Then there is Mary Jane from “Spiderman” who always needs rescued by Spiderman, giving the impression that women are helpless and always need a man around to save the day. Let’s not forget “The Scorpion King” where king Memnon uses his Sorceress for his own personal agenda. Will watching movies and shows such as these affect how girls see themselves? The Scorpion King is a primary example to the objectification of women in movies. The main female character, the sorceress, has been used her entire life by King Memnon.
He’s kept her prisoner since she was a child to use her visions to give him the upper hand in battle. He forces her to have a vision every day and then tell him if he is going to win or lose his next battle so that he can pick his battles and be more successful in his goal to rule everything. At one point in the movie, Memnon basically tells the Sorcerer that when he’s done using her for her visions he’s going to start using her for his own sexual pleasure. The Sorcerer is more than happy to be taken hostage by Matheyus.
She later tells him that she only went with him so willingly because Memnon kept her prisoner since she was a child. She was being used her entire life by a man that just wanted to be feared by everyone and rule everything. It portrays society’s typical stereotype of women. Do everything the man wants and please him in any way you can without a single complaint. The Sorcerer makes it obvious that she’d much rather stay with Matheyus, the man who threatens to kill her, than go back to Memnon, the man who has been using her for so long.
This is because in the short time that she’s been with Matheyus, she has already been treated better that she has been her entire life. Memnon has continuously used the Sorceress to give himself an advantage in battle. This is an example of the typical male figure objectifying a woman and using her to get what he wants. He treats her like she’s nothing more than a piece of his property. According to Gloria Steinem, “A female child is left to believe that, even when her body is as big as her spirit, she will still be helping with minor tasks, appreciating the accomplishments of others, and waiting to be rescued” (356).
This quote helps to explain the Sorcerers want to escape but also her challenge in the fact that she has to have someone’s help to escape Memnon. And no surprise, it has to be a man’s help because she wouldn’t have been able to escape on her own. The Sorcerer also feels the need to escape after Memnon informs her of his plan to use her for his own sexual pleasure when he’s done using her for her visions. According to Christine Seifert, “Digging into Edward’s mind reinforces the old stereotype that underneath it all, even the best guys are calculating vampires, figuring out how to act on their masculine urges” (346-7).

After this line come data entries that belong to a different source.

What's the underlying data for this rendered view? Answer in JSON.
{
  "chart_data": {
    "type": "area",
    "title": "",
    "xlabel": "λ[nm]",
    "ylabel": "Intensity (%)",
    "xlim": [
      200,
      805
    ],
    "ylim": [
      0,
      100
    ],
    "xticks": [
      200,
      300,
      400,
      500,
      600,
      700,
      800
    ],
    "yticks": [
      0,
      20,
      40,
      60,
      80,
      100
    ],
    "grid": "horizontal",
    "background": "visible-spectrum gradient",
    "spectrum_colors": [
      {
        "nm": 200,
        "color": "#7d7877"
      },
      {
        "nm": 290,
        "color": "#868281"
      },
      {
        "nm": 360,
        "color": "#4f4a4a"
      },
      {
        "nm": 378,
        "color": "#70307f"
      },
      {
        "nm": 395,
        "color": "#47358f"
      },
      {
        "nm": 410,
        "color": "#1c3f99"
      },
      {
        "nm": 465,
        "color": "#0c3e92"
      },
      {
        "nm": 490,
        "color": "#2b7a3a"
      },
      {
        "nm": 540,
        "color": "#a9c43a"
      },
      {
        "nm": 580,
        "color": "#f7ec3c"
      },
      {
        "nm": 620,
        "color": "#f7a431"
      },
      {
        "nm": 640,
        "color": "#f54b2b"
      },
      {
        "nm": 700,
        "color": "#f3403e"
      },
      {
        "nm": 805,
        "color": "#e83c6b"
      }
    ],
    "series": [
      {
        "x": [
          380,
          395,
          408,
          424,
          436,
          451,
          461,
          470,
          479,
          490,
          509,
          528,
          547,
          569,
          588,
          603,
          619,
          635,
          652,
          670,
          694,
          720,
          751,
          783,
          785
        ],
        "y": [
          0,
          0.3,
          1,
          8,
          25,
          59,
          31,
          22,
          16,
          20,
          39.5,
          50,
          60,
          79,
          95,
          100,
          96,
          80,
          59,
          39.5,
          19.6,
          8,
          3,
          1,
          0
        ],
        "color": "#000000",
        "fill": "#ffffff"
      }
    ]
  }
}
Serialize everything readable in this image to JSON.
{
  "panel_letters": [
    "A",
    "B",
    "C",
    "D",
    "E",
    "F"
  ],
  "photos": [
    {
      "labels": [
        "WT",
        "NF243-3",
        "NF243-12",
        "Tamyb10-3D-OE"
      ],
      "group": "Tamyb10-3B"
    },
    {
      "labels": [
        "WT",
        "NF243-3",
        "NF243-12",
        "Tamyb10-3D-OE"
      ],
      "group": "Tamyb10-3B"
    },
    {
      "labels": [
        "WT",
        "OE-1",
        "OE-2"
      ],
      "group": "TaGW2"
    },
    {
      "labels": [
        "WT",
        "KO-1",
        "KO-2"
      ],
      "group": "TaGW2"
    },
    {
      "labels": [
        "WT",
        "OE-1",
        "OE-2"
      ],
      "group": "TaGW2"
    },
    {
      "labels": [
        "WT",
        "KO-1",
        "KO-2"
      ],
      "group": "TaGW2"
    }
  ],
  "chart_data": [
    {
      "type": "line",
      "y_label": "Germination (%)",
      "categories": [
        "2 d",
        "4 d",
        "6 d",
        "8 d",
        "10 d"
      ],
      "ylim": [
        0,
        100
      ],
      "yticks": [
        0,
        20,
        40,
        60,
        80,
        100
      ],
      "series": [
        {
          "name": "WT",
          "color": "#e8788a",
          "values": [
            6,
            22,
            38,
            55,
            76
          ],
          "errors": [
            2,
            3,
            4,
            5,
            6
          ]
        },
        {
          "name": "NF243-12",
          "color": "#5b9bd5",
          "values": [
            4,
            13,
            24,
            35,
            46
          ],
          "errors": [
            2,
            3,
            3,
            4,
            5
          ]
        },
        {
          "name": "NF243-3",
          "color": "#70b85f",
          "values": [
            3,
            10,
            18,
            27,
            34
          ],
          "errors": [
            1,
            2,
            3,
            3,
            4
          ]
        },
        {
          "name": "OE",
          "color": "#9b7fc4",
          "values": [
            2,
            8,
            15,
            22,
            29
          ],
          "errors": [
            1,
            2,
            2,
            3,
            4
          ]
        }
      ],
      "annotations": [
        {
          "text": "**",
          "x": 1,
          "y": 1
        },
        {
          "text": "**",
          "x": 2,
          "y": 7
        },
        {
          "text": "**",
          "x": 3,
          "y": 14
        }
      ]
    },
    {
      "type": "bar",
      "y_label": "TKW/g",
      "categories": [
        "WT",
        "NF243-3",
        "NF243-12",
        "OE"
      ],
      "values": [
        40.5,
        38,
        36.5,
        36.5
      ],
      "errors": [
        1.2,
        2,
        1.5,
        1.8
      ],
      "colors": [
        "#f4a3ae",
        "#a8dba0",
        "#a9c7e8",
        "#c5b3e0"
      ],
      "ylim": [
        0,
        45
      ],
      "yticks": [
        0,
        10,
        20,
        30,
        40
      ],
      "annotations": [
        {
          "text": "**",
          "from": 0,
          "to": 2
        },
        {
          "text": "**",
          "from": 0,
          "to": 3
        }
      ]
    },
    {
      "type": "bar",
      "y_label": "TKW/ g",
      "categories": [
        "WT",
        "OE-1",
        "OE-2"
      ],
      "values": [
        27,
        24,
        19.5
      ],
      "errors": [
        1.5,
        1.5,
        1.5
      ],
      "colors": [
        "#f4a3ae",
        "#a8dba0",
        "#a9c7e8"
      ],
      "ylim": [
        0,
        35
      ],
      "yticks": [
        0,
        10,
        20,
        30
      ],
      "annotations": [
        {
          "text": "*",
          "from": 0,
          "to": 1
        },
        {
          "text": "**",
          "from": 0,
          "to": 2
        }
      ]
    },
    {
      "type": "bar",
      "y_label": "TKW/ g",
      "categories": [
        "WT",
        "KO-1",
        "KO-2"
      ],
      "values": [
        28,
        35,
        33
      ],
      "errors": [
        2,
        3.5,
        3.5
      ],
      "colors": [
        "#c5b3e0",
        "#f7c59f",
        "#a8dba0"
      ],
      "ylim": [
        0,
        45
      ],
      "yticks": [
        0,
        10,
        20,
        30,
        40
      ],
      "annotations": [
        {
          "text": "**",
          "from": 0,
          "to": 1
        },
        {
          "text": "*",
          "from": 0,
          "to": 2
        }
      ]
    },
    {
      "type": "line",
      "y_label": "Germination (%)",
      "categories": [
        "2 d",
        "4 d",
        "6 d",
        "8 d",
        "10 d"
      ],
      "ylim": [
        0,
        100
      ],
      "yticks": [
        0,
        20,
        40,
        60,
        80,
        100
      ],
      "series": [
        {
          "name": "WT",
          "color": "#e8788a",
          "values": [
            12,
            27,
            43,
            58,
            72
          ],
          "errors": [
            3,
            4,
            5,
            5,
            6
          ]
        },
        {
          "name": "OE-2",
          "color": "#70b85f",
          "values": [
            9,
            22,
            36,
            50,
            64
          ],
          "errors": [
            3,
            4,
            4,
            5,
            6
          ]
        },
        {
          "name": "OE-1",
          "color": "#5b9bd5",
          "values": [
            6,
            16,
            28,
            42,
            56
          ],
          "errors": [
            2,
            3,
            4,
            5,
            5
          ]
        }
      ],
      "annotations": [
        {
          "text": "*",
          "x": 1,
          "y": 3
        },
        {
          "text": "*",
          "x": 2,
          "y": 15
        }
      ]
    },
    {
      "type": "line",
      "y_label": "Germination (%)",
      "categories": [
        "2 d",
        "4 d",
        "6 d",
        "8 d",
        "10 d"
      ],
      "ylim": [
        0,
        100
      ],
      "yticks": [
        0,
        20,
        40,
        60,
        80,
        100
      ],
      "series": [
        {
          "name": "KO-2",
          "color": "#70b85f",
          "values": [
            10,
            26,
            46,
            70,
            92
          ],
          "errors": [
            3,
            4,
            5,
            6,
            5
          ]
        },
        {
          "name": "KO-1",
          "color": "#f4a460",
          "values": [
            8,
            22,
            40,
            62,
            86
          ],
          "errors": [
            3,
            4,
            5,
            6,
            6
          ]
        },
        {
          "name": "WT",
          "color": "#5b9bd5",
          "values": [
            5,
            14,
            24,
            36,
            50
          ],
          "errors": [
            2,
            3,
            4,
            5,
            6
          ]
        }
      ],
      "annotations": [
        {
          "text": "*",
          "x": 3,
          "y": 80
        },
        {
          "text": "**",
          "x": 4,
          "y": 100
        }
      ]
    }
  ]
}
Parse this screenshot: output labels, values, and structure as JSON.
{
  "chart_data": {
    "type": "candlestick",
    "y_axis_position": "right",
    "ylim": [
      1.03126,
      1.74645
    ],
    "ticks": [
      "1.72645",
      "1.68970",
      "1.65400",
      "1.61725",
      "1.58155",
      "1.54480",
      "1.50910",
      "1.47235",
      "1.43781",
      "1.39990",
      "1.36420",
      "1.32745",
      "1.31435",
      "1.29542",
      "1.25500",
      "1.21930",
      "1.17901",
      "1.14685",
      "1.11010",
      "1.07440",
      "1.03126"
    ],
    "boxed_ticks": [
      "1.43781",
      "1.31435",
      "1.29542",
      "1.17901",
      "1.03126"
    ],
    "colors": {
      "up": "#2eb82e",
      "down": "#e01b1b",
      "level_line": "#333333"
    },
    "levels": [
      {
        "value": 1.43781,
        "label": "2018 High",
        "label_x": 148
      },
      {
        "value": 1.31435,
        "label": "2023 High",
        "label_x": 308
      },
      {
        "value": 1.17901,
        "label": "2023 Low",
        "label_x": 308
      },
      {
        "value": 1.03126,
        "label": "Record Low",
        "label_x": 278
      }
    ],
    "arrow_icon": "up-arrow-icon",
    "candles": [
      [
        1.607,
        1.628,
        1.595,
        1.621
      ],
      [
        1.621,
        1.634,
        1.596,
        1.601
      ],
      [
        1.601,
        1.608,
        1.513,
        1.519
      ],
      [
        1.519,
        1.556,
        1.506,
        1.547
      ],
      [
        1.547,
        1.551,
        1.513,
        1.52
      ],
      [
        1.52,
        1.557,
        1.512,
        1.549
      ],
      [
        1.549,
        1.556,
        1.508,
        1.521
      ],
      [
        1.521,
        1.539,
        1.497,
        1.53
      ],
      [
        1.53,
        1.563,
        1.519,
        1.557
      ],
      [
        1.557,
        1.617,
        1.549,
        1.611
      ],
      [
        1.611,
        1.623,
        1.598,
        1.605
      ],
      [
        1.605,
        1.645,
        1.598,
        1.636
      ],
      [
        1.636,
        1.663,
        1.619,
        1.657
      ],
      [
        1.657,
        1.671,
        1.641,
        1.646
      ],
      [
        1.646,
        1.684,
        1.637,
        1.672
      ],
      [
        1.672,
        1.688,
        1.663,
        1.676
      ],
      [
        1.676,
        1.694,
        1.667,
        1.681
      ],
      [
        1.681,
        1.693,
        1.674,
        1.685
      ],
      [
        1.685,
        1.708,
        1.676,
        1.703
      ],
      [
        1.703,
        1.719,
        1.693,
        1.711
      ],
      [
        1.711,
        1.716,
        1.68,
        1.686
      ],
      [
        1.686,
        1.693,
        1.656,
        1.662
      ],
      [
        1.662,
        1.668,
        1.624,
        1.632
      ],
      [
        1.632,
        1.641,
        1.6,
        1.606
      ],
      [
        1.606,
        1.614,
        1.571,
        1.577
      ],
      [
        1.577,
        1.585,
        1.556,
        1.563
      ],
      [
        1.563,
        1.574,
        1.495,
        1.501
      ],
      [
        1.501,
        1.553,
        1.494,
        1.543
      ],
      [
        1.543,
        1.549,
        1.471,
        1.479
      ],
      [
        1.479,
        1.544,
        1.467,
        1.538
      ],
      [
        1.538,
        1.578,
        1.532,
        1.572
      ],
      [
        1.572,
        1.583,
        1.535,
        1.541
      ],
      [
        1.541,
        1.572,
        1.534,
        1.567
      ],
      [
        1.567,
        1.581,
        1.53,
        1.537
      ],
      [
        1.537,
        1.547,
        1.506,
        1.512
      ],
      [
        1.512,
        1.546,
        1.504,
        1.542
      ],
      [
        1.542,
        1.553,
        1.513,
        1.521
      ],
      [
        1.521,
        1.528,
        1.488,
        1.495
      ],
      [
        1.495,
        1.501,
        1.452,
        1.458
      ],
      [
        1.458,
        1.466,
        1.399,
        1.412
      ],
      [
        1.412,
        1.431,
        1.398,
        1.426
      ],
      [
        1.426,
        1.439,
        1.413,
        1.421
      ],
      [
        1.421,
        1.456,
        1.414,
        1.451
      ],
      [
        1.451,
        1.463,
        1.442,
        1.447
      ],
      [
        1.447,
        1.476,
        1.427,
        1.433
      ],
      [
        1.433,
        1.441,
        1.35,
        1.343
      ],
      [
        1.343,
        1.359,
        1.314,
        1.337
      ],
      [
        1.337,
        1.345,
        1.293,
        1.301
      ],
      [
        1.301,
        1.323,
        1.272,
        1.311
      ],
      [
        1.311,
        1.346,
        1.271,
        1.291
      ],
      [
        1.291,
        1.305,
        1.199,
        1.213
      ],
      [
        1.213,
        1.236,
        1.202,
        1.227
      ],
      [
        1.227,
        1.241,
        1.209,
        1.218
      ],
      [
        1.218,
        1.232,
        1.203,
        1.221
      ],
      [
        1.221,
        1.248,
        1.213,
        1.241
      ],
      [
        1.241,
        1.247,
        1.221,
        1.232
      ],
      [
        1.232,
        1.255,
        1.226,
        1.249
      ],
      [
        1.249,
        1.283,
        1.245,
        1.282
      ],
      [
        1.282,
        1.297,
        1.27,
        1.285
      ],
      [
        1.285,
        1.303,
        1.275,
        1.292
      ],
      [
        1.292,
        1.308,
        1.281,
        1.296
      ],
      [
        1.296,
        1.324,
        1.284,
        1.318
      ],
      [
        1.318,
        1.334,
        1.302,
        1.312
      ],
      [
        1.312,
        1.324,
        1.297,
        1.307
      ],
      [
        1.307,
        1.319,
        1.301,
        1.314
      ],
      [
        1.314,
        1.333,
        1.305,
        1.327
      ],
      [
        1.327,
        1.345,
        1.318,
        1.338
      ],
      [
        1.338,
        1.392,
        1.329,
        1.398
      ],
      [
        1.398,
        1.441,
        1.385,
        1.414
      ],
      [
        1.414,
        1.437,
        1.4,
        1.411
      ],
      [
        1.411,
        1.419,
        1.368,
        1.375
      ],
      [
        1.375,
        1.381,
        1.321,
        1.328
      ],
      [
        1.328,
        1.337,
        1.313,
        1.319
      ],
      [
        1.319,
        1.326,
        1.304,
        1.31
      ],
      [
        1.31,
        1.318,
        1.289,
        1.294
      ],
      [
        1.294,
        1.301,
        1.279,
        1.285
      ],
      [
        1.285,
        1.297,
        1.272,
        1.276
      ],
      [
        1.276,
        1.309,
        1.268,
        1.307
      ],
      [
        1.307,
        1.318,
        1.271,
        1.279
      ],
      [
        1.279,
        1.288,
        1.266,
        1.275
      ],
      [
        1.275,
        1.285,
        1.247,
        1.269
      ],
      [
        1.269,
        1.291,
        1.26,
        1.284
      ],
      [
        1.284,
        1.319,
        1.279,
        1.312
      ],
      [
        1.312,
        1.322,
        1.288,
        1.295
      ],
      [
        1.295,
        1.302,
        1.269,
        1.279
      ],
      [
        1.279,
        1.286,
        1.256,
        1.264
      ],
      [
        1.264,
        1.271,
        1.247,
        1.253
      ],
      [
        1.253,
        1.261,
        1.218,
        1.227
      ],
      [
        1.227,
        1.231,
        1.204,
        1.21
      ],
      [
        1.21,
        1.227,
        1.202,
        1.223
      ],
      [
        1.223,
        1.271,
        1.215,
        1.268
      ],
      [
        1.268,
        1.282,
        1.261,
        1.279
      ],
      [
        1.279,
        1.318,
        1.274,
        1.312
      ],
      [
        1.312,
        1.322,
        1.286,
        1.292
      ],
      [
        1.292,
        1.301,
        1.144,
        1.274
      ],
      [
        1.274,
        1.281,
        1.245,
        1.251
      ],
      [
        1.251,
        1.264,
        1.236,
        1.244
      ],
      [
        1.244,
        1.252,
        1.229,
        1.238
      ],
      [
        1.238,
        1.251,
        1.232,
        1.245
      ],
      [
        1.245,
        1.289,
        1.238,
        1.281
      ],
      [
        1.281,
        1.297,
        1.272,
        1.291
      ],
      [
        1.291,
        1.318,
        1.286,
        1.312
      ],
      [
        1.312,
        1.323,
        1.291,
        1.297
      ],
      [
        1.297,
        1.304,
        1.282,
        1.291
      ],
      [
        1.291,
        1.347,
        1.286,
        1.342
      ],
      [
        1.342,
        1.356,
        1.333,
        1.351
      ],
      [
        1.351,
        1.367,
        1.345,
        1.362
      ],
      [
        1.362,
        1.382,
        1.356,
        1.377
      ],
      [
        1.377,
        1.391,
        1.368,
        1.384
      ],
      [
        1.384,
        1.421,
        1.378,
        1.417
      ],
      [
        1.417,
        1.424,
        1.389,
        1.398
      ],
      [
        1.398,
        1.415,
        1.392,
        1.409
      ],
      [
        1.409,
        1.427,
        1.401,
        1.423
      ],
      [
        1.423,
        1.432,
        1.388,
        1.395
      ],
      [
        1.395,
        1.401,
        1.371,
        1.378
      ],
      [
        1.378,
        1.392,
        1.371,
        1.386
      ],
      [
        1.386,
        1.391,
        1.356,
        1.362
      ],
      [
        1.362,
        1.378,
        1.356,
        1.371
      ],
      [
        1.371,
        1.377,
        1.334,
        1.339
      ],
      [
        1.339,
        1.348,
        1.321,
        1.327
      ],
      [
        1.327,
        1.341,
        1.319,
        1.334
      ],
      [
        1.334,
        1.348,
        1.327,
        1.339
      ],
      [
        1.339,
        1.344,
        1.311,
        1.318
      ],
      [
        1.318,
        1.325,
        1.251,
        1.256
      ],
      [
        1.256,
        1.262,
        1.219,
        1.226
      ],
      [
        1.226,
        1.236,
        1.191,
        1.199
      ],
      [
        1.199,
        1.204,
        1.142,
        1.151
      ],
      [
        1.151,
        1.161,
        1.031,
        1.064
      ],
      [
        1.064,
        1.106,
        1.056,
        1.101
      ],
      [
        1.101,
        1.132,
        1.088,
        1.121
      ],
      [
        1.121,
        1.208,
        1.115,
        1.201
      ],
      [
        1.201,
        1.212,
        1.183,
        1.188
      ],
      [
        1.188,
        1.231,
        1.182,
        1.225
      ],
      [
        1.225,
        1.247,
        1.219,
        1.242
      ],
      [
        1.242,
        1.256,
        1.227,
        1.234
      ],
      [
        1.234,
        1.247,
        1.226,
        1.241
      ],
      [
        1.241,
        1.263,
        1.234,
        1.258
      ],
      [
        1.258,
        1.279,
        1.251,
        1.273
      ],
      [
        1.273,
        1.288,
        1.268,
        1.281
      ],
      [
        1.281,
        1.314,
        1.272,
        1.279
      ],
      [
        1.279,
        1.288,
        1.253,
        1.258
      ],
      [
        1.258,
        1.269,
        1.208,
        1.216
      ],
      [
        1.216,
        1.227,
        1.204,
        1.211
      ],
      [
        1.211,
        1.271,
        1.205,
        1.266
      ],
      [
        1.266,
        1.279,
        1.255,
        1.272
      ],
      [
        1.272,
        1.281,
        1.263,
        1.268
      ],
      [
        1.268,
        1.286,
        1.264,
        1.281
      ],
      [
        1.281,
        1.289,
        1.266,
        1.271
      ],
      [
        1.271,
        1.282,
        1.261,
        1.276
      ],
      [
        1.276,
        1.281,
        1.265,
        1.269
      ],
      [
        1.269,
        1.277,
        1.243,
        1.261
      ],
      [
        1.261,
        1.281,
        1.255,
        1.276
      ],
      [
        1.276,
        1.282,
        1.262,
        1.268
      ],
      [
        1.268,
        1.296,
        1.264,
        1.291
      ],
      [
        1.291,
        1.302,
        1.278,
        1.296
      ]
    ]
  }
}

This quote helps to explain Memnon’s fights to take advantage of the Sorcerer because according to a myth spread by the Sorcerer’s ancestors, the first time any sorceress has sex she will lose her gift of foresight. So if he wants to keep his advantage in battle, he has to fight his natural male urges. Watching movies and shows such as these can’t be having a positive effect on younger girls. They use female roles that they see on TV and in movies as role models just as much as they use the women around them as role models.
So what are they suppose to think when they see things like that? How are they going to act if they use women like that as a role model? Are they going to know that that’s just pretend and women aren’t really like that? Or are they going to think that they need to do everything a man wishes without a single complaint just to keep them happy, whether they like it or not? Are they going to think that they have to wait for the perfect man to rescue them when things become bad in a relasionship?
It’s questions like these that we don’t have the answers to that we should worry most about. What are girls learning from TV? Works Cited Seifert, Christine. “Bite Me! (Or Don’t! ): Twilight as Abstinence Porn. ” Shrodes, Caroline. et. al. The Conscious Reader. Custom. New York. Pearson. 2011. 343-349. Print. Shrodes, Caroline et. al. The Conscious Reader. Custom. New York: Pearson, 2012. Print. Steinem, Gloria. “Wonder Woman. ” Shrodes, Caroline. et. al. The Conscious Reader. Custom. New York. Pearson. 2011. 354-363. Print. The Scorpion King. Dir. Chuck Russell. 2002. Film.